Летняя ночь для двух одиноких сердец | страница 17
– Слова не помогут.
Она проворно повернулась ко мне лицом, не разрывая объятий. Наши губы почти касались друг другу.
Я не мог унять дрожь.
– А что поможет?
– Ты знаешь.
Вспышка перед глазами от прикосновения к ее губам.
Короткий несуразный поцелуй, словно дождь в зимнюю пору, быстро стирается перед страстным танцем языков двух душ, стремящихся объединиться, стать единым целым – Вечностью, в которой нет одиночества, боли и страха. Только они – двое, потерянные в дымке времени, чтобы обрести то, чего были лишены.
– Ты хочешь…
– Не надо говорить.
Наши губы неразлучны.
Я раздеваю ее, она – меня.
Шаг за шагом, и мы бросаемся в плен мягкой кровати, голые и беззаботные.
Ее нагота еще больше кружит голову. Богиня. Свет моих чресл. Белая шелковистая кожа, волнистые изгибы фигуры, украшенные россыпью веснушек, упругие наливные груди с розовыми сосками, торчащими от порыва страсти, треугольник светлых – почти невидимых – волос между ног.
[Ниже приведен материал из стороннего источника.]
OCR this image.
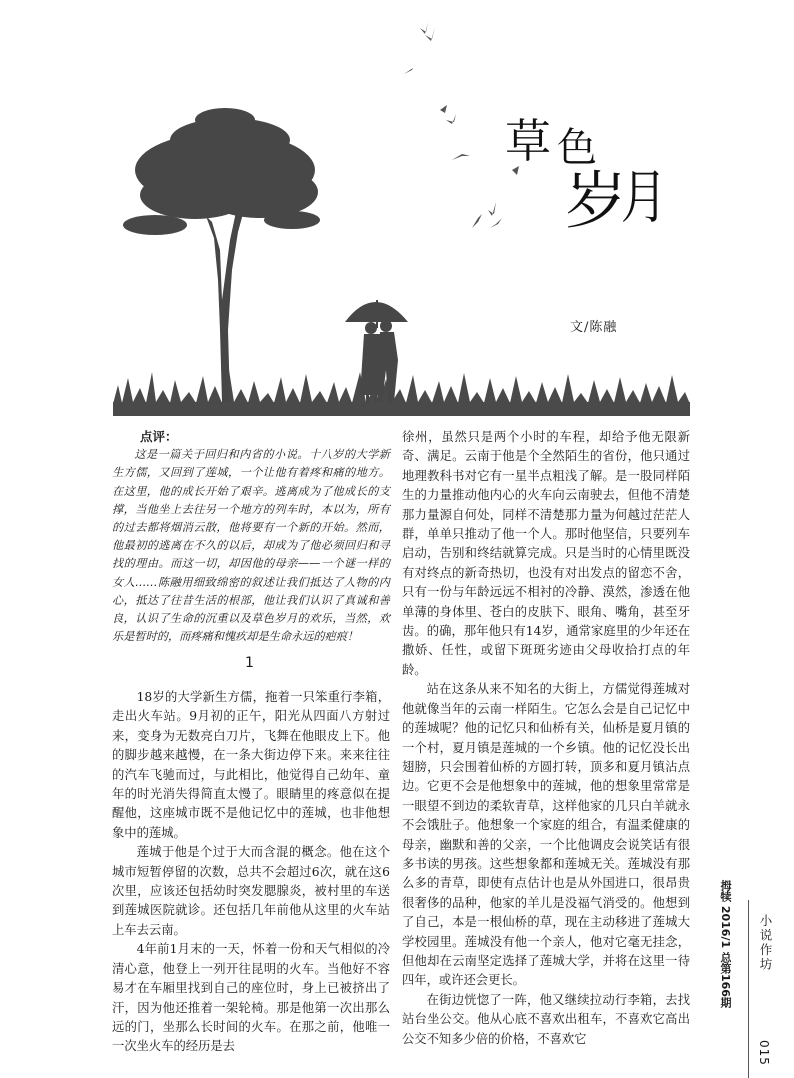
草 色
岁
月
文/陈融
点评：

这是一篇关于回归和内省的小说。十八岁的大学新生方儒，又回到了莲城，一个让他有着疼和痛的地方。在这里，他的成长开始了艰辛。逃离成为了他成长的支撑，当他坐上去往另一个地方的列车时，本以为，所有的过去都将烟消云散，他将要有一个新的开始。然而，他最初的逃离在不久的以后，却成为了他必须回归和寻找的理由。而这一切，却因他的母亲——一个谜一样的女人……陈融用细致绵密的叙述让我们抵达了人物的内心，抵达了往昔生活的根部，他让我们认识了真诚和善良，认识了生命的沉重以及草色岁月的欢乐，当然，欢乐是暂时的，而疼痛和愧疚却是生命永远的疤痕！

1

18岁的大学新生方儒，拖着一只笨重行李箱，走出火车站。9月初的正午，阳光从四面八方射过来，变身为无数亮白刀片，飞舞在他眼皮上下。他的脚步越来越慢，在一条大街边停下来。来来往往的汽车飞驰而过，与此相比，他觉得自己幼年、童年的时光消失得简直太慢了。眼睛里的疼意似在提醒他，这座城市既不是他记忆中的莲城，也非他想象中的莲城。

莲城于他是个过于大而含混的概念。他在这个城市短暂停留的次数，总共不会超过6次，就在这6次里，应该还包括幼时突发腮腺炎，被村里的车送到莲城医院就诊。还包括几年前他从这里的火车站上车去云南。

4年前1月末的一天，怀着一份和天气相似的冷清心意，他登上一列开往昆明的火车。当他好不容易才在车厢里找到自己的座位时，身上已被挤出了汗，因为他还推着一架轮椅。那是他第一次出那么远的门，坐那么长时间的火车。在那之前，他唯一一次坐火车的经历是去

徐州，虽然只是两个小时的车程，却给予他无限新奇、满足。云南于他是个全然陌生的省份，他只通过地理教科书对它有一星半点粗浅了解。是一股同样陌生的力量推动他内心的火车向云南驶去，但他不清楚那力量源自何处，同样不清楚那力量为何越过茫茫人群，单单只推动了他一个人。那时他坚信，只要列车启动，告别和终结就算完成。只是当时的心情里既没有对终点的新奇热切，也没有对出发点的留恋不舍，只有一份与年龄远远不相衬的冷静、漠然，渗透在他单薄的身体里、苍白的皮肤下、眼角、嘴角，甚至牙齿。的确，那年他只有14岁，通常家庭里的少年还在撒娇、任性，或留下斑斑劣迹由父母收拾打点的年龄。

站在这条从来不知名的大街上，方儒觉得莲城对他就像当年的云南一样陌生。它怎么会是自己记忆中的莲城呢？他的记忆只和仙桥有关，仙桥是夏月镇的一个村，夏月镇是莲城的一个乡镇。他的记忆没长出翅膀，只会围着仙桥的方圆打转，顶多和夏月镇沾点边。它更不会是他想象中的莲城，他的想象里常常是一眼望不到边的柔软青草，这样他家的几只白羊就永不会饿肚子。他想象一个家庭的组合，有温柔健康的母亲，幽默和善的父亲，一个比他调皮会说笑话有很多书读的男孩。这些想象都和莲城无关。莲城没有那么多的青草，即使有点估计也是从外国进口，很昂贵很奢侈的品种，他家的羊儿是没福气消受的。他想到了自己，本是一根仙桥的草，现在主动移进了莲城大学校园里。莲城没有他一个亲人，他对它毫无挂念，但他却在云南坚定选择了莲城大学，并将在这里一待四年，或许还会更长。

在街边恍惚了一阵，他又继续拉动行李箱，去找站台坐公交。他从心底不喜欢出租车，不喜欢它高出公交不知多少倍的价格，不喜欢它

拇犊 2016/1 总第166期 小说作坊
015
Я целую ее. Она горит, изворачивается, как дикая кошка.
Стонет.
Я – погружаюсь, захлебываясь. И исчезаю в ней. Весь – без остатка.
Мы любим друг друга, двигаясь в такт с музыкой, что играет только для нас. В такт с биением двух сердец, бьющихся в унисон. Я никогда не любил, но в ту ночь понимал, что это и есть – то самое, неуловимое и для многих недосягаемое.
– Люби меня. Люби.
Я вспыхнул, чтобы сгореть. Чтобы переродиться.
Мы курили прямо в постели. Дым, сизый и дико дурманящий, витал по комнате, поднимаясь к глянцевому потолку, в центре которого висела ромбовидная люстра.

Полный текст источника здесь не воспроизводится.